If $n$ is even, we can use the identity
$\sec^2(x)=1+\tan^2(x)$ to convert all but two powers of secant
into tangents. (If $n=0$ and $m$ is large, things get tedious,
but we can convert two powers of tangent into secants instead,
thereby reducing the power of tangent. Then repeat on the
reduce power of tangent.)

If $m=1$ (and $n>1$), we can substitute $u=\sec(x)$,
$du=\sec(x)\tan(x)\, dx$ to get $\int u^{n-1}\, du$. (If
$m$ and $n$ are both one, we know the antiderivative.)
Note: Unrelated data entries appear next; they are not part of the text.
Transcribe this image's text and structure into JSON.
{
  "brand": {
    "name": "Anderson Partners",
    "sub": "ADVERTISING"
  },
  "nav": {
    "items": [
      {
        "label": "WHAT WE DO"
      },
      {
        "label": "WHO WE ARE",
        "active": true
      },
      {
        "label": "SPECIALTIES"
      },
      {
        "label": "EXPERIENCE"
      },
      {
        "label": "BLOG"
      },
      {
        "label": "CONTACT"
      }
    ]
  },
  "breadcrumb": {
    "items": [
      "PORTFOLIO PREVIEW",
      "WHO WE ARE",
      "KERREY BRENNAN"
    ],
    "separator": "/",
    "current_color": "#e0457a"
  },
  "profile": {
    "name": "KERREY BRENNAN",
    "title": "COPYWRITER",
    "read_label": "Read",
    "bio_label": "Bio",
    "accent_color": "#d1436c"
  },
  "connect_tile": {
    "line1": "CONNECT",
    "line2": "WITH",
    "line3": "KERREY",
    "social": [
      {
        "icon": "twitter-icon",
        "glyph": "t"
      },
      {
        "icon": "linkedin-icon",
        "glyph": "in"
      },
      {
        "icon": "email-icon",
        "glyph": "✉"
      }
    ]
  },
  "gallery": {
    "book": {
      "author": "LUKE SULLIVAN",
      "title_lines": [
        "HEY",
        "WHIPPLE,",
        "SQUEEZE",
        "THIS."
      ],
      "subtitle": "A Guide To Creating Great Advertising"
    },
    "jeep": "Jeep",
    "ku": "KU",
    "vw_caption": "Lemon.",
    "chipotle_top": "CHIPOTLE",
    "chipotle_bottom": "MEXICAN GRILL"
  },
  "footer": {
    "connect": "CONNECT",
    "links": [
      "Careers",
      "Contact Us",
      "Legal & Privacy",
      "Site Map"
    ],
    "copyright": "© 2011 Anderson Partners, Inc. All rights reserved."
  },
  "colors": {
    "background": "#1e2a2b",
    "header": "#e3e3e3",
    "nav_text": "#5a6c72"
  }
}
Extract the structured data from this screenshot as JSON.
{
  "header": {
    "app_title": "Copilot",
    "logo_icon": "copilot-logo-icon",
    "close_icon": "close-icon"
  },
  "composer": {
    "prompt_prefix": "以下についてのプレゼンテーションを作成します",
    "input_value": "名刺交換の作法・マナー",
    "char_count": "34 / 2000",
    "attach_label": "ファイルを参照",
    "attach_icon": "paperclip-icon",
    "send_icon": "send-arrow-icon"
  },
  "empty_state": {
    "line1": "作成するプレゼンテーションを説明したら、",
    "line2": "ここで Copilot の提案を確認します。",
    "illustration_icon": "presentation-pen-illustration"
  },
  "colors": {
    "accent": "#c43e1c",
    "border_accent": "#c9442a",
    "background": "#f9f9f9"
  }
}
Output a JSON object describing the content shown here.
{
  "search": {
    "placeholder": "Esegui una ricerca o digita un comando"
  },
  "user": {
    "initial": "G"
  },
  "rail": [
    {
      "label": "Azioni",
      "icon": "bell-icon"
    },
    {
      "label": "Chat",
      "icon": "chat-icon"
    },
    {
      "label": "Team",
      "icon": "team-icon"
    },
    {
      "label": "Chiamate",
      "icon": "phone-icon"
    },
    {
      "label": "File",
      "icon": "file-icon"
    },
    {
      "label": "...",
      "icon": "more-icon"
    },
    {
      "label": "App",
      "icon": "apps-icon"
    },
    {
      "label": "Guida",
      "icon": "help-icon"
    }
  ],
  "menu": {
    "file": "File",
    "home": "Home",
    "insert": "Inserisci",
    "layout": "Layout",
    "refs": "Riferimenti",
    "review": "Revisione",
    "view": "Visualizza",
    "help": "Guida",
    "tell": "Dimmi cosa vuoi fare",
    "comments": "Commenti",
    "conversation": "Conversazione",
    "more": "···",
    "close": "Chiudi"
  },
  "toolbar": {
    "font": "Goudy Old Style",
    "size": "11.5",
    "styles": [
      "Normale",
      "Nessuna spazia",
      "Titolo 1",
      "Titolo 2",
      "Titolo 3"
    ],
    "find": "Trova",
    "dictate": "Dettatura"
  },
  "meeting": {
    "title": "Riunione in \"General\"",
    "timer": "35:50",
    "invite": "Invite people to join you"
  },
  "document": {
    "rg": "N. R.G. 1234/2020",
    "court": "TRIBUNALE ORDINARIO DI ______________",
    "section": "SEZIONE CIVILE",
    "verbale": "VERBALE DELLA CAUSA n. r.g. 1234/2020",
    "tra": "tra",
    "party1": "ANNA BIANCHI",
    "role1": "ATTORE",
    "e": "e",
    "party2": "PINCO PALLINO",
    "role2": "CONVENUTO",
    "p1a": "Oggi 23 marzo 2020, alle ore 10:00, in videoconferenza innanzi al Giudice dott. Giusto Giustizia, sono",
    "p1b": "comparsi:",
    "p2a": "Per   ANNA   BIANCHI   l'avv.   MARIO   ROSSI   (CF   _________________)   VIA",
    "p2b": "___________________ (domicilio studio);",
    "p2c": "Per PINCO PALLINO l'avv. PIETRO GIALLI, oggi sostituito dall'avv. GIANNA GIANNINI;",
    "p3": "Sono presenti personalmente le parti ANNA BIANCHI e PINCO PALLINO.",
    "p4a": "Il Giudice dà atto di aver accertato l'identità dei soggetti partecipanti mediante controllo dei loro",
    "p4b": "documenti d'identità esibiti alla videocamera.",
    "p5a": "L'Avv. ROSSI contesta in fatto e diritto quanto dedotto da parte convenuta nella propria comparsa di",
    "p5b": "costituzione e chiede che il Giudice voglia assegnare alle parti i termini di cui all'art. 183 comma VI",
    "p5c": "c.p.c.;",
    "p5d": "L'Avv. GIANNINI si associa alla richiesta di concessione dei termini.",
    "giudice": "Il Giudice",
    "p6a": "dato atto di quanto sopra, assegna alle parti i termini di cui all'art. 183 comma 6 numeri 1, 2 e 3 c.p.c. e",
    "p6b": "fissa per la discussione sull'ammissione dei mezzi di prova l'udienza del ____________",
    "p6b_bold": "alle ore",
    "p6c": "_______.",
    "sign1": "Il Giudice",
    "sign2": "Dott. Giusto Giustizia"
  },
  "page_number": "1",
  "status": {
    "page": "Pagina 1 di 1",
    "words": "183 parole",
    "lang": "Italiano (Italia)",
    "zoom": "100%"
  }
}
If $m$ is odd, we can use the identity $\tan^2(x) =
\sec^2(x)-1$ to convert all but one power of tangent into
secants.

Other cases can be much harder. We look at more
challenging integrals later in this module.

Alternatively,
as we did with sines and cosines, we can observe the
combinations of secant and tangent functions in the integrand,
and look for a derivative to strip off.

Possible derivatives to strip off:
$\sec^2x\,dx$ with the remaining factors of the integrand
containing only tangent functions (which may involve
substituting $\sec^2 x=\tan^2 x+1$); and $\sec x\tan x\,dx$,
with the remaining factors of the integrand containing only
secant functions (which may involve substituting $\tan^2
x=\sec^2 x-1$). For some integrands, this cannot be done,
but we will not ask you to compute
such integrals.

Some examples:

$\int\sec^6x\tan^5x\,dx=\int\sec^4x\tan^5x\sec^2x\,dx$.
Here, we stripped off $\sec^2x\,dx$ since we know the remaining
even power of $\sec x$ can be rewritten in terms of $\tan
x$. Now we make our substitution to get $\int(\tan^2
x+1)^2\tan^5x\sec^2\,dx$ and let $u=\tan x$. This will
work for any power of tangent.

$\int\sec^5x\tan^7x\,dx$. Here, we don't
want to strip off $\sec^2x\,dx$, since the remaining power of
secant cannot be turned into tangents. So try stripping
off $\sec x\tan x\,dx$, getting $\int\sec^4x\tan^6x\sec x\tan
x\,dx$. Now we can set $\tan^6x=(\sec^2x-1)^3$ and let
$u=\sec x$.